Yalanga Station. Picture: Supplied

CHARGES alleging a multimillion-dollar Sunshine Coast property swindle have been laid against the directors of a UK-registered company who once boasted a $500 million budget for rural acquisitions in Queensland and northern NSW.

The fraud charges relate to the well-publicised purchase of the historic Yalanga Station in the Noosa hinterland in 2010 by entities linked to Nexis Holdings PLC.

The fertile cropping and cattle grazing property was among 2140ha of prime rural assets on the Sunshine Coast secured by the company in deals totalling $45 million.

It is arguably on the most prized rural properties on the Sunshine Coast and is often referred to as the "green diamond".

Among the other acquisitions were Queensland's two biggest macadamia farms, one of them previously owned by former state Labor minister Ken Haywood.

Nexis Holdings has since been delisted from the Frankfurt Stock Exchange and was wound up in the UK's High Court late last year for "trading with a lack of commercial probity".

Its directors Walter Filler and Rahoul Ray are now facing charges in Brisbane Magistrates Court relating to the purchase of Yalanga Station through a Nexis subsidiary.

Both men, who reside in NSW, appeared in court late last week each charged with five counts of fraud.

They have been ordered to surrender their passports and remanded on cash bails of $5000 to reappear on December 9.

The charges accuse Mr Filler and Mr Ray of being involved in a $22 million-plus fraud relating to the acquisition of Yalanga Station from the Van Zetten family, who had owned the 1643ha holding since 1993.

It is alleged that between April 1 and December 31, 2010, they "dishonestly induced" Will Van Zetten and others to deliver Yalanga Station to a subsidiary of Nexis Holdings, yielding it $20.7 million.

Four further charges allege that Mr Van Zetten also was "dishonestly induced" to make cash payments totalling $1,945,257 to Nexis Holdings and its subsidiary.

Mr Ray, 53, the former chief executive officer of Nexis Holdings, lives in the exclusive Sydney enclave of Point Piper.

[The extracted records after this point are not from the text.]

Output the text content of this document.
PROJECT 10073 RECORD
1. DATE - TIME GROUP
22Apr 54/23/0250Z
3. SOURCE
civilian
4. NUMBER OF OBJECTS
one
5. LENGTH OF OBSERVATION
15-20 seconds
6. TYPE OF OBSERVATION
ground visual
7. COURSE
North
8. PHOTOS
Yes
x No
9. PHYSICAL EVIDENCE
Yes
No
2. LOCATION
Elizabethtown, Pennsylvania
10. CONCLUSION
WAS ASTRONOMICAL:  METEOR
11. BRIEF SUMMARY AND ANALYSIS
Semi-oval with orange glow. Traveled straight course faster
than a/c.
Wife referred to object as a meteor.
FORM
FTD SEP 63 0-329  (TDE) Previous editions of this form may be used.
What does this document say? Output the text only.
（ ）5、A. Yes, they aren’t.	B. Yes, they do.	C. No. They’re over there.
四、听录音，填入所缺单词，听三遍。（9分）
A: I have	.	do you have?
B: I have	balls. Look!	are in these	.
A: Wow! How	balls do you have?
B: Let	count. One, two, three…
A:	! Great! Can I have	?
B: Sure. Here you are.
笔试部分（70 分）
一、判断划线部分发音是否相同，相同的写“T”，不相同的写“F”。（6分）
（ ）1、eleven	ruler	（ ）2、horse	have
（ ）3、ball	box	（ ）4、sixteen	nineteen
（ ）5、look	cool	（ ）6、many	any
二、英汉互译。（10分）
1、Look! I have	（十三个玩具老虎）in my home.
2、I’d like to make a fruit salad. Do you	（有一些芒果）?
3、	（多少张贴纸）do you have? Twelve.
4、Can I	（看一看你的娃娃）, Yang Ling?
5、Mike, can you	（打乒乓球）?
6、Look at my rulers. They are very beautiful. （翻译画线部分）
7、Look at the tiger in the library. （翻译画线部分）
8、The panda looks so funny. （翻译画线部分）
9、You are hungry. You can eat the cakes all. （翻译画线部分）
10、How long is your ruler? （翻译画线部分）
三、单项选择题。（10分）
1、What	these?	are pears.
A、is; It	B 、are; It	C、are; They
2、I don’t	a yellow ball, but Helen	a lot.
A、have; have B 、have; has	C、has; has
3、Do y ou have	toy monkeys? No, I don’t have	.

He was extradited to Queensland to face the charges after allegedly failing to stop for police on the Pacific Highway at Crows Nest.

He allegedly continued for a short distance before driving into an underground car park where he was arrested on an outstanding warrant.

Mr Filler, 65, who was the executive chairman of Nexis Holdings, lives on a 2ha property at Cudgera Creek, near Pottsville, just south of the Gold Coast.

His sprawling resort-style rural retreat was listed to go under the hammer in mid-2012 but was mysteriously withdrawn from sale shortly before the auction date.

Nexis Holdings was a company that touted technology to produce building materials from clean, recyclable materials destined for landfills.

At the time of the Sunshine Coast property transactions, Mr Filler said the acquisitions were part of the company's strategy to secure food and water assets worldwide.

Yalanga Station, formerly known as Cootharaba, is reputedly the Sunshine Coast's largest single freehold parcel of land. Spread across seven titles it has a 140-year history.

Mr Van Zetten has described it as "the most beautiful property on the Coast" and said he only sold it because he was retiring.